Messrs. Hawke and Champion have presented us with a most interesting and valuable record of snowfall conditions over the country in the memorable winter of 1946–47 and one can only regret that the snowy winters of the war period could not have been included for comparison. To make reliable categorical comparisons between one snowy winter and another according to one or more criteria is very difficult, since each season always has its own special features. It is quite impossible to do this before the 1860’s, when Symons established his Rainfall Survey of the British Isles, documentary evidence being scanty before that decade. Mr. Hawke has quoted 1878–79, with special reference to January 1879, as a season comparable with 1946–47, but I should like to suggest at least four or five other seasons since then as possibly in the running.

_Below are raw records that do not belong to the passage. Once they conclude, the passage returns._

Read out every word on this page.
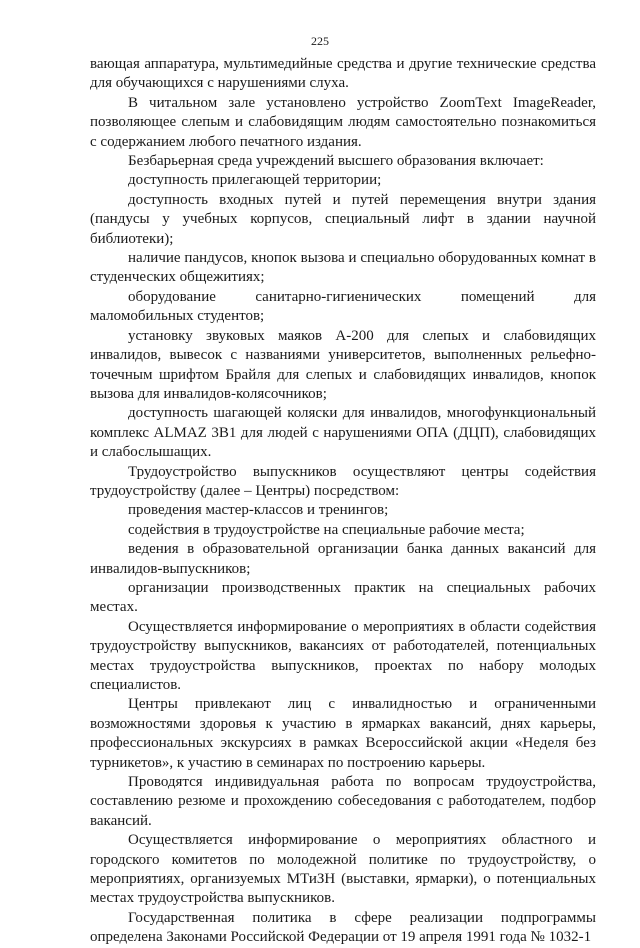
225

вающая аппаратура, мультимедийные средства и другие технические средства для обучающихся с нарушениями слуха.

В читальном зале установлено устройство ZoomText ImageReader, позволяющее слепым и слабовидящим людям самостоятельно познакомиться с содержанием любого печатного издания.

Безбарьерная среда учреждений высшего образования включает:

доступность прилегающей территории;

доступность входных путей и путей перемещения внутри здания (пандусы у учебных корпусов, специальный лифт в здании научной библиотеки);

наличие пандусов, кнопок вызова и специально оборудованных комнат в студенческих общежитиях;

оборудование санитарно-гигиенических помещений для маломобильных студентов;

установку звуковых маяков А-200 для слепых и слабовидящих инвалидов, вывесок с названиями университетов, выполненных рельефно-точечным шрифтом Брайля для слепых и слабовидящих инвалидов, кнопок вызова для инвалидов-колясочников;

доступность шагающей коляски для инвалидов, многофункциональный комплекс ALMAZ 3B1 для людей с нарушениями ОПА (ДЦП), слабовидящих и слабослышащих.

Трудоустройство выпускников осуществляют центры содействия трудоустройству (далее – Центры) посредством:

проведения мастер-классов и тренингов;

содействия в трудоустройстве на специальные рабочие места;

ведения в образовательной организации банка данных вакансий для инвалидов-выпускников;

организации производственных практик на специальных рабочих местах.

Осуществляется информирование о мероприятиях в области содействия трудоустройству выпускников, вакансиях от работодателей, потенциальных местах трудоустройства выпускников, проектах по набору молодых специалистов.

Центры привлекают лиц с инвалидностью и ограниченными возможностями здоровья к участию в ярмарках вакансий, днях карьеры, профессиональных экскурсиях в рамках Всероссийской акции «Неделя без турникетов», к участию в семинарах по построению карьеры.

Проводятся индивидуальная работа по вопросам трудоустройства, составлению резюме и прохождению собеседования с работодателем, подбор вакансий.

Осуществляется информирование о мероприятиях областного и городского комитетов по молодежной политике по трудоустройству, о мероприятиях, организуемых МТиЗН (выставки, ярмарки), о потенциальных местах трудоустройства выпускников.

Государственная политика в сфере реализации подпрограммы определена Законами Российской Федерации от 19 апреля 1991 года № 1032-1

The winter of 1885–86 was one of outstanding severity, not so much for the length of any particular spell of unbroken snow cover as for the prolonged succession over many months of heavy snowfalls over the entire country. In 1890–91 most of England was continuously under snow from November 27 to January 21, a longer period than in either 1894–95 or 1946–47, and after a snow-free February there came the terrific snowstorm of March 1891 in the south-west, about which so much has been written. But this season was less rigorous in the north, and travellers from Edinburgh to London in December 1890 commonly observed that signs of really severe weather only began to appear south of York. In 1895 the whole of the British Isles lay continuously under snow for about six weeks from January 22 to March 6, which may be compared with the similar period January 25 to March to in 1947. In February 1895 the snowfalls were less heavy over most of England than in February 1947, but equally heavy, and locally even heavier, in Scotland, the Lake District, the Isle of Man, Ireland and parts of Wales and the south-west of England. The winter of 1916–17 was somewhat similar in general character to that of 1885–86, but not quite so long. In January and February 1942 there was a long period of continuous snow cover over a large part of eastern and northern Britain with tremendous accumulations at high levels. Mr. C. K. M. Douglas is quoted as saying that 1946–47 was undoubtedly the snowiest winter of which we have any precise record. This, however, is in itself a cautiously worded non-committal statement in so far as it does recognize the difficulty of making precise comparisons. It has to be remembered, too, that weather memories, even among meteorologists, are short, so that recent experiences tend to be over-estimated.